A Worrying Digital Workplace Trend: 70% of Communities Lack a Clear Strategy

You’d think, given the critical nature of the digital workplace, that its implementation and growth would be a strategic imperative for companies committed to progress. Almost three-quarters of the time, however, you’d be wrong. Rachel Happe of the Community Roundtable found that 70% of employee communities lack approved, operational and measurable digital workplace strategies. In spite of its importance, in spite of today’s plethora of data, most companies still struggle to show the business value of their collaboration platform.

This certainly isn’t the fault of the community manager. Let’s face it: measuring business value is hard. Business value goes far beyond the “easy” metrics like views, likes, comments, etc. to prove how all of those interactions roll up to the bottom line. That requires connecting a lot of dots over an extended period of time. Measurement can’t be treated as a digital workplace trend; it must be an ongoing, prioritized effort.

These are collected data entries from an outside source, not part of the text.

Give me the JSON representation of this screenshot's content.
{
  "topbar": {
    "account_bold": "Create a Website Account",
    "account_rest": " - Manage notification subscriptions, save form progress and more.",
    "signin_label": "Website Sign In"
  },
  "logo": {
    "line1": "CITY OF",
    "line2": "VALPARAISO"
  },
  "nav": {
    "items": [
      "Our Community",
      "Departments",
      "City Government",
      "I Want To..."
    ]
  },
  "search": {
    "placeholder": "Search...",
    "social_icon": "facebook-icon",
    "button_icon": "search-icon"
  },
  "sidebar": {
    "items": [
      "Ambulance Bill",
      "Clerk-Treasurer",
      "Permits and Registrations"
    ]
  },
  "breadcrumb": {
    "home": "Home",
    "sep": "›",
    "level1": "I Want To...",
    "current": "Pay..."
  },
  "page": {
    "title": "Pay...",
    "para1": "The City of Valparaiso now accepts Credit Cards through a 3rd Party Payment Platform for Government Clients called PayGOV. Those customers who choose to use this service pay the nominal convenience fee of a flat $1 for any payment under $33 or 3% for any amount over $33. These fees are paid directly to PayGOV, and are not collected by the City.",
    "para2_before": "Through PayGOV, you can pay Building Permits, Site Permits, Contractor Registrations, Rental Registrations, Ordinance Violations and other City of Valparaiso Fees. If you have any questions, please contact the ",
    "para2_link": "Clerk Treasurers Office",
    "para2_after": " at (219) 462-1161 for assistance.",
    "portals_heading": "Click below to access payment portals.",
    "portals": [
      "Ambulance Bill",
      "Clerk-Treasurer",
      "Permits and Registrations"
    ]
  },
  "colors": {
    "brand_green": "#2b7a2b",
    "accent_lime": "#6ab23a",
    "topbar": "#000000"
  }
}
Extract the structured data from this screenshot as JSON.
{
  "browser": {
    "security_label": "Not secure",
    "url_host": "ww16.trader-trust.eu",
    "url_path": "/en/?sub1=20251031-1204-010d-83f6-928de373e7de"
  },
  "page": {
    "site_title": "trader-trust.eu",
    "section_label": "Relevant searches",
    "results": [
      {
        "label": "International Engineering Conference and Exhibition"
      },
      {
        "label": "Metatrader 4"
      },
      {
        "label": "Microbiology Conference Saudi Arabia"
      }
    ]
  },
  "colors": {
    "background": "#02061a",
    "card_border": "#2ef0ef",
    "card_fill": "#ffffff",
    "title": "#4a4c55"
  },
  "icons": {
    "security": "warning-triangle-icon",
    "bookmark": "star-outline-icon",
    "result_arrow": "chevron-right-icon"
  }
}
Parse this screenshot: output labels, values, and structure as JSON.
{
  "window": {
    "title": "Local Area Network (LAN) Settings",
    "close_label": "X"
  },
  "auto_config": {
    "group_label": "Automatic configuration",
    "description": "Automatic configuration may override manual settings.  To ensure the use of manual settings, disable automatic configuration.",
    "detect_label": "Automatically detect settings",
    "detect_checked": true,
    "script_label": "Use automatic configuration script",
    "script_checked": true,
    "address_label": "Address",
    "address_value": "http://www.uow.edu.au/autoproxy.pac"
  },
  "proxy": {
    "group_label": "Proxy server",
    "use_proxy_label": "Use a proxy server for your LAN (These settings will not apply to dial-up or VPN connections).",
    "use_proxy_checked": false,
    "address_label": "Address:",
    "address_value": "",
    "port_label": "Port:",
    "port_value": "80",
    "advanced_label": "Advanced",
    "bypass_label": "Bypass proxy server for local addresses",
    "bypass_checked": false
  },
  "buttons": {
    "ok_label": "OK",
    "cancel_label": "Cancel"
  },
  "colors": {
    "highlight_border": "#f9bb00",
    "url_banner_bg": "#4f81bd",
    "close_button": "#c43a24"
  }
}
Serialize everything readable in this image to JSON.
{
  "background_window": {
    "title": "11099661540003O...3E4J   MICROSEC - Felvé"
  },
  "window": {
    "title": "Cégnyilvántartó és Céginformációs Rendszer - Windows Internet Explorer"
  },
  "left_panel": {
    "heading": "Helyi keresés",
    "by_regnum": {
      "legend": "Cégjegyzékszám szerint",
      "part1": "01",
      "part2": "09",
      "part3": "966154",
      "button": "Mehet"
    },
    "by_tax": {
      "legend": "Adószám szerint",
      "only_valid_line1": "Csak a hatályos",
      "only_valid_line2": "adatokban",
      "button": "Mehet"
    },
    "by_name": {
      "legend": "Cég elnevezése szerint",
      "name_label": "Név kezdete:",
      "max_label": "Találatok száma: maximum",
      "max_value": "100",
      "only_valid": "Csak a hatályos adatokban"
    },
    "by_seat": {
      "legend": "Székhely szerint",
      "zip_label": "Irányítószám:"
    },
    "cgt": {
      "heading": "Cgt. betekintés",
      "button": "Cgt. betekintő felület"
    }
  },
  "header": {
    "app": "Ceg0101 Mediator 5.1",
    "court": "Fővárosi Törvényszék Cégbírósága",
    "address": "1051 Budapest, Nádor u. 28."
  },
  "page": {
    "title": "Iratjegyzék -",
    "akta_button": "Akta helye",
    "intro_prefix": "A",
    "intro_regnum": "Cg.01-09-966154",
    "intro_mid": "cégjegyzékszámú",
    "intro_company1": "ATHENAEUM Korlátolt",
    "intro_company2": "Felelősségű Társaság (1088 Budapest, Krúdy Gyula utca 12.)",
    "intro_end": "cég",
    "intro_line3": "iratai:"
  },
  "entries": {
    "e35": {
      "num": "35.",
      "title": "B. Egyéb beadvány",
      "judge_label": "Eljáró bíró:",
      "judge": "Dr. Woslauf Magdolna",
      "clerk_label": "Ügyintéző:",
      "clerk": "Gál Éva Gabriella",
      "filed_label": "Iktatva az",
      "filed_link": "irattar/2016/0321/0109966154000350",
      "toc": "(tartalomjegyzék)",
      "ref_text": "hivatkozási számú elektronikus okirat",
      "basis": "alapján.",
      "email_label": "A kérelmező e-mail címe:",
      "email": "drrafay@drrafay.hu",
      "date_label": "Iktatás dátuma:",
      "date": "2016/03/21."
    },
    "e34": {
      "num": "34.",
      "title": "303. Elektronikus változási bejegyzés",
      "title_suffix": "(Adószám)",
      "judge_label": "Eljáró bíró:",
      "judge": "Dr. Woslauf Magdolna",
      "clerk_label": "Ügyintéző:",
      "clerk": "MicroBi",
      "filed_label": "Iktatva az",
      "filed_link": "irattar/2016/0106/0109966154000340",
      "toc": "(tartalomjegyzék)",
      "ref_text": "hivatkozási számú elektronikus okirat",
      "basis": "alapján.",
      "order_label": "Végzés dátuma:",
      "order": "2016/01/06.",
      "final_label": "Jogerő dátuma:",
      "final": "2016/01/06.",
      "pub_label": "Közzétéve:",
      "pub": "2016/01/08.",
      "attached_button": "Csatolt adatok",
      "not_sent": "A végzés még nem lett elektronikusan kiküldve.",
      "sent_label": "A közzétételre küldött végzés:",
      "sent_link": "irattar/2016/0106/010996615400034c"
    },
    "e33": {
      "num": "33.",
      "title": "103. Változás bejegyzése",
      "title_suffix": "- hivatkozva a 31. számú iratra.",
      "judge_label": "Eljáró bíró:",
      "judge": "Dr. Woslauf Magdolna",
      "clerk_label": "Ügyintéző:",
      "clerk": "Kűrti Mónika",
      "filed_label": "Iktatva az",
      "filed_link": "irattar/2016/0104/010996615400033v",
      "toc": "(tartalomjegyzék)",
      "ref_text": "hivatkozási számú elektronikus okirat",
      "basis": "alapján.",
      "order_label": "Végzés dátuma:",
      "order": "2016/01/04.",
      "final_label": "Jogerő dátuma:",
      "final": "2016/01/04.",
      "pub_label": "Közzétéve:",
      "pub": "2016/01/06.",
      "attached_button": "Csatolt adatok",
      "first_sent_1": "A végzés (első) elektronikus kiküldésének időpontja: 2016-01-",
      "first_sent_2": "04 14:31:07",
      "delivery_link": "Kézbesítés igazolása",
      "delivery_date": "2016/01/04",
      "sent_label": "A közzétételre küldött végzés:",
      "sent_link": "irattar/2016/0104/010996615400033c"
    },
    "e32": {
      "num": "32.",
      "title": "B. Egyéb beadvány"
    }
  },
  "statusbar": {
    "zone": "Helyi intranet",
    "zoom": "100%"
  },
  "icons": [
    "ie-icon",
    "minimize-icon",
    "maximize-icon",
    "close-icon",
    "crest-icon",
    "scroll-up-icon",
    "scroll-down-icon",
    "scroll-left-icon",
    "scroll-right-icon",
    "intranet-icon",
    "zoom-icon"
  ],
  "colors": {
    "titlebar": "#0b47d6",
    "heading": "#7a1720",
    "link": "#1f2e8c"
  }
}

6 Ways to Improve Your Digital Workplace Strategy

So how can organizations take their digital workplace strategy to the next level? Our most successful customers leverage these six tactics to demonstrate just how powerful the digital workplace can be.

  1. Define your objectives. While it seems obvious, it’s tempting to jump ahead to KPIs (“how many likes did this post get?”) instead of focusing on desired outcomes. Your digital workplace strategy needs defined objectives just like any other initiative. Start by agreeing on your goals, then map them to the qualitative and quantitative metrics that you’ll use to measure them.
  2. Simplify ROI. Many companies tend to overthink ROI. It’s a hot digital workplace trend and a number that every executive wants to see, but that doesn’t mean that you need to crunch every available number to calculate it. A solid starting point is to choose one value driver, like measuring the health of your collaboration platform. Analyze KPIs like the number of answers and number of searches to find the financial value of an answered question.
  3. Begin benchmarking early. Benchmarking initiatives, by definition, show change over time. That means that “before” numbers are as important as “after” numbers to proving the progress of your digital workplace. Once you’ve defined your objectives and correlated metrics, look for historical data that can inform them. This will provide a starting point to use for comparison.
  4. Choose the right data (not just the easy data). Data is everywhere, in reports and dashboards and spreadsheets and, of course, databases. The key is to decide what data supports your digital workplace examples. For most collaboration platforms, the “right” data is typically quantitative and qualitative. Digital workplaces are human-driven ecosystems fueled by collaboration, relationships and ideation, which are hard to put into numbers. Using qualitative data points from surveys or interviews alongside traditional KPIs will help show and support the dynamic nature of the collaboration tool.
  5. Bring in multiple perspectives. Your digital workplace strategy must support the employee experience across every employee or it’s not doing its job. Think about how varying personas use the platform and what makes it meaningful to each of their roles. An executive requires a very different experience than a community manager or customer support rep, for instance. Consider all the members of your community to make sure that your digital workplace accounts for everyone’s requirements.
  6. Integrate your analytics. Big data is one of the most important digital workplace trends today and it wields enormous power. Combine analytics from your collaboration platform with metrics from other business systems to reveal additional and often surprising insights. This can be where the numbers get really interesting. What behaviors qualify an influencer? Does geography impact engagement? These answers don’t necessarily roll up neatly into an ROI calculation, but they can reveal a tremendous amount about your organization.

Digital Workplace Examples: A Framework

What does this look like in practice? At Jive, we suggest that organizations define their digital workplace strategy using four dimensions: business value, hypotheses, quantitative metrics and qualitative metrics. The following digital workplace example shows how to use this framework to drive your benchmarking initiative.

Your objectives, ideas, or metrics may be different, but the structure remains the same. With a solid framework and clearly defined goals, any organization can become part of the 30% of companies who have a successful digital workplace strategy.